Not a second over two minutes later he slid a fried egg onto the bacon and sausage he had already placed on the bottom half of the barmcake, then joined the two halves together. Two minutes, mind. It would have taken at least half-an-hour at a Happy Eater.
“Don’t blow on it,” I admonished him.

“I was helping it to go cold,” he explained, a little hurt.

Helping it to go cold! Surely we have another
Richard Branson or Alan Sugar in the making here!
“That’s all right, I’ll have it hot,” I said.

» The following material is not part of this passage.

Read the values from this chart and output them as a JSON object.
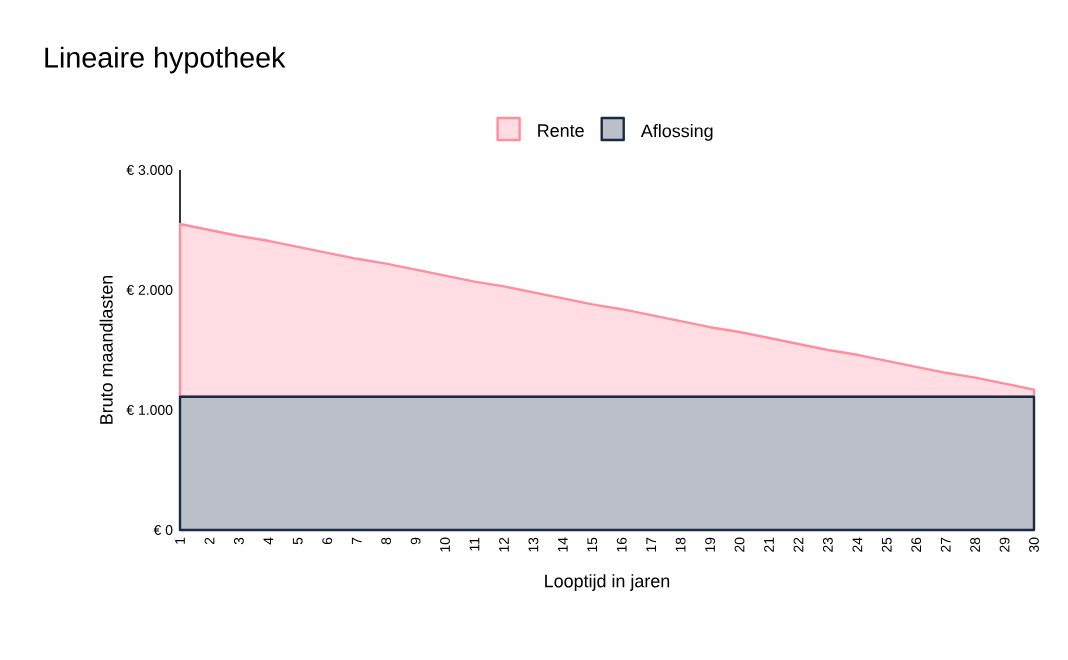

It was quite delicious too.

Flogiteers

Along with Atkins Down The Road I now help out at one of the local charity shops every Thursday morning and have been doing so for the last three weeks. It was Atkins who saw the note in their window asking for volunteer counter staff and recognised it as the golden opportunity it represented, for we now get first pick of all the clothes that are donated rather than have to take our chances with the rest of the shop’s clientele. Not only is this useful for kitting ourselves out in fine style but it will be an absolute boon when it comes to  dressing our inflatable rubber women, once we get our artificial car passenger scheme up and running. So, it must be admitted, our reasons for helping out at the charity shop are not entirely charitable. 

When we volunteered our services to the manageress, Mrs Peasegood, she wanted us to work on separate days. However we explained to her that we come as a team. “Like Ant and Dec then,” she said. If Atkins hadn’t been anxious for us to get the jobs I swear he would have hit her as his opinion of Ant and Dec is lower than mine, if that’s possible, but he just managed to restrain himself. Anyway the upshot was that Mrs Peasegood moved one of the Thursday ladies to Tuesday to accommodate our wishes.

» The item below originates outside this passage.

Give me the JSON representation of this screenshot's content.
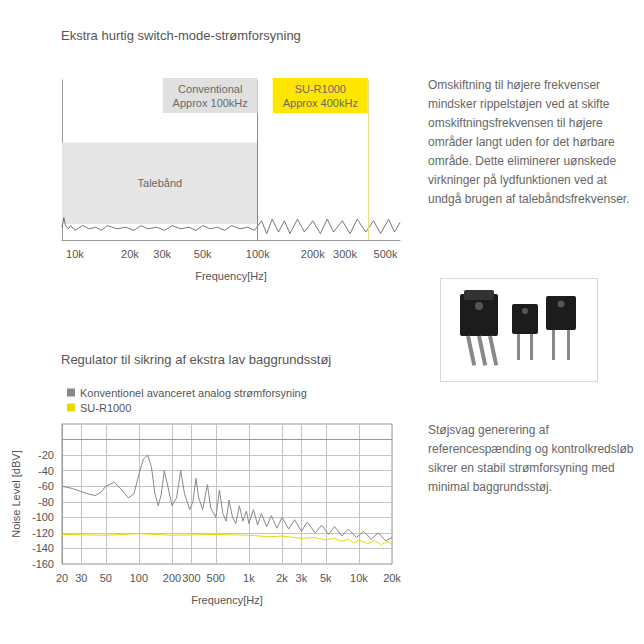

It was Atkins who first identified what Mrs Peasegood subsequently told us were known to the charity shop staff as ‘Flogiteers’. These are apparently people who nowadays frequent charity shops in ever increasing numbers and who are devotees of the TV antiques programme ‘Flog It!’ And what they are seeking is a bargain. “They very rarely buy anything,” explained Mrs Peasegood, “They just go through all the bric-a-brac like a dose of salts and leave it in a right mess, they’re a dashed nuisance.”

A dashed nuisance was not the expression used by Atkins about the Flogiteer who had him get all the items of pottery out of both front windows so he could give them a closer inspection. The windows are about six feet deep and to remove any pottery at the front involves getting in the window on your hands and knees and negotiating your way through an assault course of silver teapots and cut glass decanters and suchlike to get at the said pottery, then making your way back with it item by item until the window is cleared of pottery. You can take it that by the end of his exertions Atkins was not best pleased.

The Flogiteer’s idea of a closer inspection was simply to turn the piece upside down and look for a manufacturer’s name. I know a bit about pottery, being an occasional viewer of Flog It myself, and the names he would have been looking for are Clarice Cliffe, Moorcroft, Troika, Coalport, and others currently in vogue.

The very same Flogiteer called in the following Thursday morning too, last Thursday in fact. This time it fell upon me to get all the pottery out of both windows for his perusal. I was about as pleased as Atkins had been. Again the Flogiteer went through his routine and bought nothing, leaving me to put all the pieces of pottery back in the windows. Mrs Peasegood said he comes in most Thursday mornings, has been doing so for over a year, and has yet to buy a single thing.

Something will have to be done about it if he continues with this behaviour.